Yeah I think we could go with that approach then. Let's do 5000 from each
side. You can check whether n->nr_partial < 10000 and then just scan the
whole list in single direction with no approximation, and otherwise 5000
from each side with approximation. I think the code as you show below will
scan some slabs in the middle of the list twice if there's between 5000 and
10000 on the list, so checking n->nr_partial would avoid that.

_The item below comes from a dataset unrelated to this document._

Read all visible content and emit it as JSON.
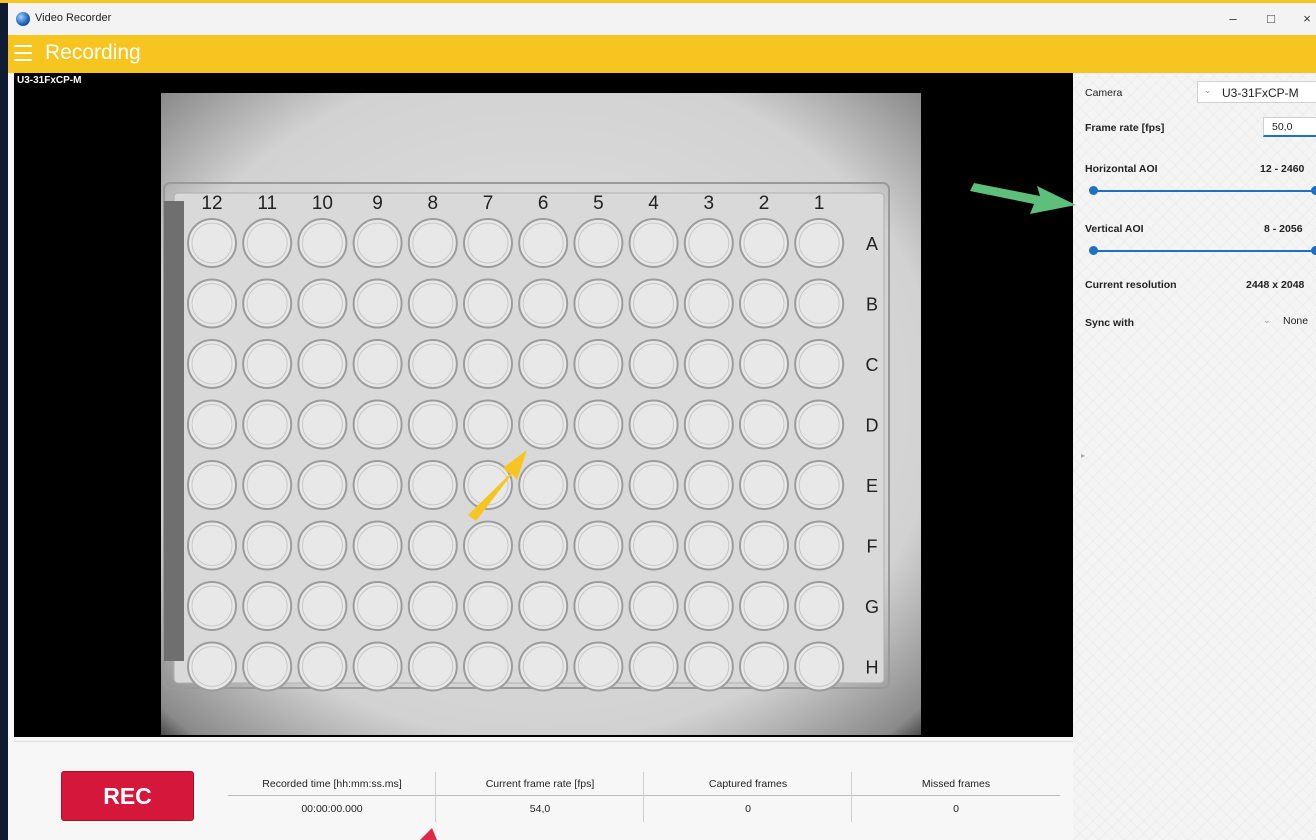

Thanks!

> Here is what I did.
> ---
> +static unsigned long count_partial(struct kmem_cache_node *n,
> + int (*get_count)(struct slab *))
> +{
> + unsigned long flags;
> + unsigned long x = 0;
> + unsigned long scanned = 0;
> + struct slab *slab;
> +
> + spin_lock_irqsave(&n->list_lock, flags);
> + list_for_each_entry(slab, &n->partial, slab_list) {
> + x += get_count(slab);
> + if (++scanned > MAX_PARTIAL_TO_SCAN)
> + break;
> + }
> +
> + if (scanned > max_partial_to_scan) {
> + scanned = 0;
> + list_for_each_entry_reverse(slab, &n->partial, slab_list) {
> + x += get_count(slab);
> + if (++scanned > MAX_PARTIAL_TO_SCAN) {
> + /* Approximate total count of objects */
> + x = mult_frac(x, n->nr_partial, scanned * 2);
> + x = min(x, node_nr_objs(n));
> + break;
> + }
> + }
> + }
> + spin_unlock_irqrestore(&n->list_lock, flags);
> + return x;
> +}
> ---
>
> Results:
> ---
> * Pre-shrink:
> MAX_SLAB_TO_SCAN | Diff (single-direction) | Diff (double-direction) |
> 1000 | 0.43 % | 0.80 % |
> 5000 | 0.06 % | 0.16 % |
> 10000 | 0.02 % | -0.003 % |
> 20000 | 0.009 % | 0.03 % |
>
> * After-shrink:
> MAX_SLAB_TO_SCAN | Diff (single-direction) | Diff (double-direction) |
> 1000 | 12.46 % | 3.60 % |
> 5000 | 5.38 % | 0.22 % |
> 10000 | 4.99 % | -0.06 % |
> 20000 | 4.86 % | -0.17 % |
> ---
>
> For |MAX_SLAB_TO_SCAN| >= 5000, count_partial() returns the exact
> object count if the length of the partial list is not larger than
> |MAX_SLAB_TO_SCAN|. Otherwise, it counts |MAX_SLAB_TO_SCAN| from both
> the head and from the tail, and outputs an approximation that shows
> <1% difference.
>
> With a slightly larger limit (like 10000), count_partial() should
> produce the exact number for most cases (that won't lead to a
> lockup) and avoid lockups with a good estimate.